Nos Estados Unidos, desde que as aulas presenciais foram retomadas, em meados de agosto, nova alta de casos tomou conta das comunidades estudantis – especialmente nas universidades. Conforme pesquisa do NY Times, foram registrados mais de 36 mil casos adicionais nos campi, fazendo com que instituições de ensino passassem a ser encaradas como polos transmissores – assim como hospitais, lares de idosos e frigoríficos.
Só na Universidade Estadual de Nova York, que suspendeu a medida depois de 15 dias, foram 500 novos casos contabilizados. A Universidade de Notre Dame, em Indiana, teve mais de 300 casos em duas semanas, voltando ao sistema remoto. O distrito escolar do condado de Cherokee, no norte da Geórgia, encaminhou 826 estudantes e 43 professores para quarentena apenas seis dias depois da reabertura das escolas do condado.
Na Northeast Mississippi Community College, no Mississippi, cerca de 300 alunos estão em quarentena – o que significa 10% do corpo discente. Além disso, pelo menos três professores morreram em decorrência do coronavírus nos Estados Unidos desde a reabertura em alguns estados.
Na Indonésia, mais de 600 alunos de uma escola da ilha de Java também testaram positivo, levando a unidade a cancelar as atividades.
Resistência e Luta
No Paraná, professores e funcionários da rede estadual decidiram não retornar às aulas presenciais neste ano. A decisão foi aprovada em assembleia estadual on-line, na qual também foi deliberada uma greve em defesa da vida caso o governo estadual institua volta às aulas nas escolas durante a pandemia de Covid-19. O Paraná ultrapassou os 150 mil casos, com mais de 3.761 mortes.
A resistência também está presente entre os pais.
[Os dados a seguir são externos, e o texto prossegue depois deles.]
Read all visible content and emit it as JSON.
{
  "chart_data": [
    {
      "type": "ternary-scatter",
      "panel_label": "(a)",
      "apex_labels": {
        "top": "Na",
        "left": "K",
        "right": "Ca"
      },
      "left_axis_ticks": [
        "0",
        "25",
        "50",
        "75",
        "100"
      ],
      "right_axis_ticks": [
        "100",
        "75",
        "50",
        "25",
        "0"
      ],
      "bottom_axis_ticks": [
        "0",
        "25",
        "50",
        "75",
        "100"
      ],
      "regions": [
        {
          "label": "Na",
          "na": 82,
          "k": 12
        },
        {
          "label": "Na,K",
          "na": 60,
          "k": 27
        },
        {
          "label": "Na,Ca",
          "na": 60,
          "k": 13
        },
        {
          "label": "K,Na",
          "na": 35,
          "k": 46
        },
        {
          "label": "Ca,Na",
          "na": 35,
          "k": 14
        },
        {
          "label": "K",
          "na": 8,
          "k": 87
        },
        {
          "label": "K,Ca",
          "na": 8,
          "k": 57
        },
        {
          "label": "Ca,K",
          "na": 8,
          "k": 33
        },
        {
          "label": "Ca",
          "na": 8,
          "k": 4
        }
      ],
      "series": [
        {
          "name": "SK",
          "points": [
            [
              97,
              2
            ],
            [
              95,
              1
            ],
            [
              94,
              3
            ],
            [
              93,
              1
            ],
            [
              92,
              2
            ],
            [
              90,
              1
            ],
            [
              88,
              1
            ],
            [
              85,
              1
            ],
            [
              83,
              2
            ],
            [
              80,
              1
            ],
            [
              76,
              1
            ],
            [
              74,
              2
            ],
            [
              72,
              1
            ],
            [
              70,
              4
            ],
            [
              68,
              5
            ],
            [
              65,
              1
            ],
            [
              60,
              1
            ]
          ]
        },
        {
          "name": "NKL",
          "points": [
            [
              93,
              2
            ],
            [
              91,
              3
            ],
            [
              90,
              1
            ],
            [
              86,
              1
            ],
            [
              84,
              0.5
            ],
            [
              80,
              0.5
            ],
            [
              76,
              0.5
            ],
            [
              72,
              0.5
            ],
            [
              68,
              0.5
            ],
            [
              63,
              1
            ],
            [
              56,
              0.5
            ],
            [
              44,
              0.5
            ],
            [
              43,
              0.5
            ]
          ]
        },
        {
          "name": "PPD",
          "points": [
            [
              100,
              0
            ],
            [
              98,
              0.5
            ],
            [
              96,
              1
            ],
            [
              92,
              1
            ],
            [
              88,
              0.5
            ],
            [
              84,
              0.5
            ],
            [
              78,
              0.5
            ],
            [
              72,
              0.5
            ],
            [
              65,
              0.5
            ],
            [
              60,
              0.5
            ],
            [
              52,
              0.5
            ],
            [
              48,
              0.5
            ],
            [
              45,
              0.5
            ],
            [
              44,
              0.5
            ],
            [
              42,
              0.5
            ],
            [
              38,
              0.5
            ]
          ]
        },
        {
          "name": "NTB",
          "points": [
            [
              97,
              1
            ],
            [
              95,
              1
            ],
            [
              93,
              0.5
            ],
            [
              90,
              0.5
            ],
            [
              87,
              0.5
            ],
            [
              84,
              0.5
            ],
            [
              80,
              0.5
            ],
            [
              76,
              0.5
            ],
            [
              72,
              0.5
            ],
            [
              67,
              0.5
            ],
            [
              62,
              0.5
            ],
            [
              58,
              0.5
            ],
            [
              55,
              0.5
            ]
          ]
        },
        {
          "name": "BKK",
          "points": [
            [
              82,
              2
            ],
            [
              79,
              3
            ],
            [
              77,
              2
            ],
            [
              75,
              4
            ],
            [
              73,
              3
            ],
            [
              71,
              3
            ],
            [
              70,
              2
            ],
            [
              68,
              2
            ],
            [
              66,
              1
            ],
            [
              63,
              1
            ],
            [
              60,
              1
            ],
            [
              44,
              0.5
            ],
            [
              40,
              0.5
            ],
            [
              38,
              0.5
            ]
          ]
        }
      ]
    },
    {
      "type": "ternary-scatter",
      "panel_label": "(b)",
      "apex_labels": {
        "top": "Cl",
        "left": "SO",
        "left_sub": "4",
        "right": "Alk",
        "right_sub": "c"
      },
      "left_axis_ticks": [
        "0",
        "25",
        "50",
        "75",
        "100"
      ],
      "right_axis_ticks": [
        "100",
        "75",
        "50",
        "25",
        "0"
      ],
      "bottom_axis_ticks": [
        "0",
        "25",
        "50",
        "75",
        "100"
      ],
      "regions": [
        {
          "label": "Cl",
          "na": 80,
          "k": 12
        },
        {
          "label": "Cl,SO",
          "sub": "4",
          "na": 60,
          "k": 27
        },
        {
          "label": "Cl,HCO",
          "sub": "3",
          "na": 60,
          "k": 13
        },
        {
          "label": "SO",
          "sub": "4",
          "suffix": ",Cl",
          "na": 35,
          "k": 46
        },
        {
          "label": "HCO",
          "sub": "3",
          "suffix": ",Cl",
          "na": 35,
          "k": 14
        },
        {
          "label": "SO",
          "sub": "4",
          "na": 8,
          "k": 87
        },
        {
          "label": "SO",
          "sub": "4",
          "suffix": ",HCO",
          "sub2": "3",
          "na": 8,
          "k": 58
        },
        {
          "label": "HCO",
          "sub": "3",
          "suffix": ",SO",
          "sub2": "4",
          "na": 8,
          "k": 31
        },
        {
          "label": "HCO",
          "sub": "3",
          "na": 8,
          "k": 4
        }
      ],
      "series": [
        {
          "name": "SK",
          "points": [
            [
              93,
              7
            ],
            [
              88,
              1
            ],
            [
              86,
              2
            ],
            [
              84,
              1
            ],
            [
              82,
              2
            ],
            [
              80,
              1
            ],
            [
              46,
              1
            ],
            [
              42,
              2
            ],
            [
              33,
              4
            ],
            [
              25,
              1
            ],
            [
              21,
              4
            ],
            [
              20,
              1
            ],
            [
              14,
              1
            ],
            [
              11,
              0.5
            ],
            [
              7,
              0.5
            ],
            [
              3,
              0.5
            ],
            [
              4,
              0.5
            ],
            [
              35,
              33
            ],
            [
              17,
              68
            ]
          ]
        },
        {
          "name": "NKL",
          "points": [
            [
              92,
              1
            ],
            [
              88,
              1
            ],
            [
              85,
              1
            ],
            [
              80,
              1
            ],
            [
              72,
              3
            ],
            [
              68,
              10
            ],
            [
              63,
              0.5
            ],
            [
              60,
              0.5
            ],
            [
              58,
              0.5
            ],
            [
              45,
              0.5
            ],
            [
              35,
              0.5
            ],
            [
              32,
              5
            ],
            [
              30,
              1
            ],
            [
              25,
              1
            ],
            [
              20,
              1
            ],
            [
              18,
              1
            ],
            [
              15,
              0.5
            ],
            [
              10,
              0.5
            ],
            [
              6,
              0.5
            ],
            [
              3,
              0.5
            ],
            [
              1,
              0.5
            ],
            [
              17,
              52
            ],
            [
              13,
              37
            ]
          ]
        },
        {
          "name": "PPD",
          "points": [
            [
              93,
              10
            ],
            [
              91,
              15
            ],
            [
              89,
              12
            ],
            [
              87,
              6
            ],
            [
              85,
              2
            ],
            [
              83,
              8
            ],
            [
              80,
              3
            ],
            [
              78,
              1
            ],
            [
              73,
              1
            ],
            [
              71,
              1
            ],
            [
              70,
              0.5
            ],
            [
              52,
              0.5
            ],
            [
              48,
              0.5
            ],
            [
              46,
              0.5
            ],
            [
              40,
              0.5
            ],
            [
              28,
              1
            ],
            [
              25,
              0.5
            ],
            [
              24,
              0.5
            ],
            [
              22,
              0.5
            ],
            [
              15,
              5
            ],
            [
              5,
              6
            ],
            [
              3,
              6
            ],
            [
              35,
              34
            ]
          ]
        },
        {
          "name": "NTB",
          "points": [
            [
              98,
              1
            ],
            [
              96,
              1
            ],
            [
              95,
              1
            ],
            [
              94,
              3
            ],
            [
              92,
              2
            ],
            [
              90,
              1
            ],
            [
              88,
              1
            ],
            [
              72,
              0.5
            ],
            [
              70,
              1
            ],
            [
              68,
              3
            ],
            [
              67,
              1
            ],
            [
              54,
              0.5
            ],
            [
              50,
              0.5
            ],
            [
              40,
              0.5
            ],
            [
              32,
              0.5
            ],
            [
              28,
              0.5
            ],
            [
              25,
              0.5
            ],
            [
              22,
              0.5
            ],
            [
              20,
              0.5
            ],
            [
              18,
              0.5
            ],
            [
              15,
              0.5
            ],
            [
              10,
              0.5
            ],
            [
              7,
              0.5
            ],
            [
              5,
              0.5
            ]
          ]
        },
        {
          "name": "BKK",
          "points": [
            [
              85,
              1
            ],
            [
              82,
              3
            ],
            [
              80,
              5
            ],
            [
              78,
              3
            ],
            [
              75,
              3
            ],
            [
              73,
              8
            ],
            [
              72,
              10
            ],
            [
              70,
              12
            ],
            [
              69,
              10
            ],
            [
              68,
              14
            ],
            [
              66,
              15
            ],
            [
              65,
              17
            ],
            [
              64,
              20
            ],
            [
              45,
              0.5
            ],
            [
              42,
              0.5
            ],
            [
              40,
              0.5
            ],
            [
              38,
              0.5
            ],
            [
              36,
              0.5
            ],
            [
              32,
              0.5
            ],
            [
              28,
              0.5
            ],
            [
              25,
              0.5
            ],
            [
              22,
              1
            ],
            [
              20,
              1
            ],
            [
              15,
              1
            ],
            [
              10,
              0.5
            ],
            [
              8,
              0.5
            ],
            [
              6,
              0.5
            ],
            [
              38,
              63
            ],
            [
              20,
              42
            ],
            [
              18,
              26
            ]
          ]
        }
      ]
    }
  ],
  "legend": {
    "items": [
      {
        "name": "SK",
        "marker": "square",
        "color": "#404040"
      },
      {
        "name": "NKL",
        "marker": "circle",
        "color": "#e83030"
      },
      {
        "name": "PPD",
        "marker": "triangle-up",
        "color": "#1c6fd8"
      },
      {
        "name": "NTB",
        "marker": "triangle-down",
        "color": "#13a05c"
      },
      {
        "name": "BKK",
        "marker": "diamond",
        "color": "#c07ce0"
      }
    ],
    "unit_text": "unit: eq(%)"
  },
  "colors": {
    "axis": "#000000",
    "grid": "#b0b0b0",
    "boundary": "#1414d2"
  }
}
Um levantamento do Ibope realizado em agosto aponta que 72% das famílias só querem que as aulas presenciais sejam retomadas quando uma vacina contra a doença estiver disponível.
Ainda em agosto, a Fiocruz, que coordena as pesquisas sobre Covid-19 no país, emitiu nota enfatizando ainda não ser hora de uma volta às aulas no Brasil, estimando que mais de 9 milhões de brasileiros do grupo de risco poderiam ser contaminados com isso.
Como parte das ações em defesa da vida e pelo fechamento das escolas durante a pandemia, 15 de setembro será o Dia Nacional da Educação em Defesa da Vida, data definida em reunião do Conselho Nacional de Entidades da CNTE (Confederação Nacional dos Trabalhadores em Educação), realizada em 26 de agosto.
A CSP-Conlutas Nacional também está com uma campanha permanente contra a volta às aulas no período de pandemia. Um manifesto nacional foi lançando e já conta com mais de 11 mil assinaturas. Para assinar, acesse aqui.
Novo normal ou necropolítica?
No Espírito Santo, um trecho do plano de retorno na rede pública estadual vem causando revolta. O documento, disponível no site da Secretaria da Educação do estado (Sedu), garante a organização de “ritos de despedida” nas escolas em caso de mortes de alunos ou profissionais das unidades. “Havendo óbitos de alunos ou de profissionais da escola, e se for algo desejado pela comunidade escolar, o grupo pode organizar ritos de despedida, homenagens, memoriais, formas de expressão dos sentimentos acerca da situação e em relação à pessoa que faleceu, e ainda atentar para a construção de uma rede socioafetiva para os enlutados”.
O dirigente da Campanha Nacional pelo Direito à Educação, Daniel Cara, se referiu ao plano como mórbido. “Se há risco de óbito, e é óbvio que há, não é aceitável o retorno às aulas presenciais”, aponta. “A incompreensão de algo tão simples desnuda a vigência cruel da necropolítica no Brasil. Que, aliás, pode ser tratada como um traço da nossa tradição. Quem vocês acham que irá morrer?”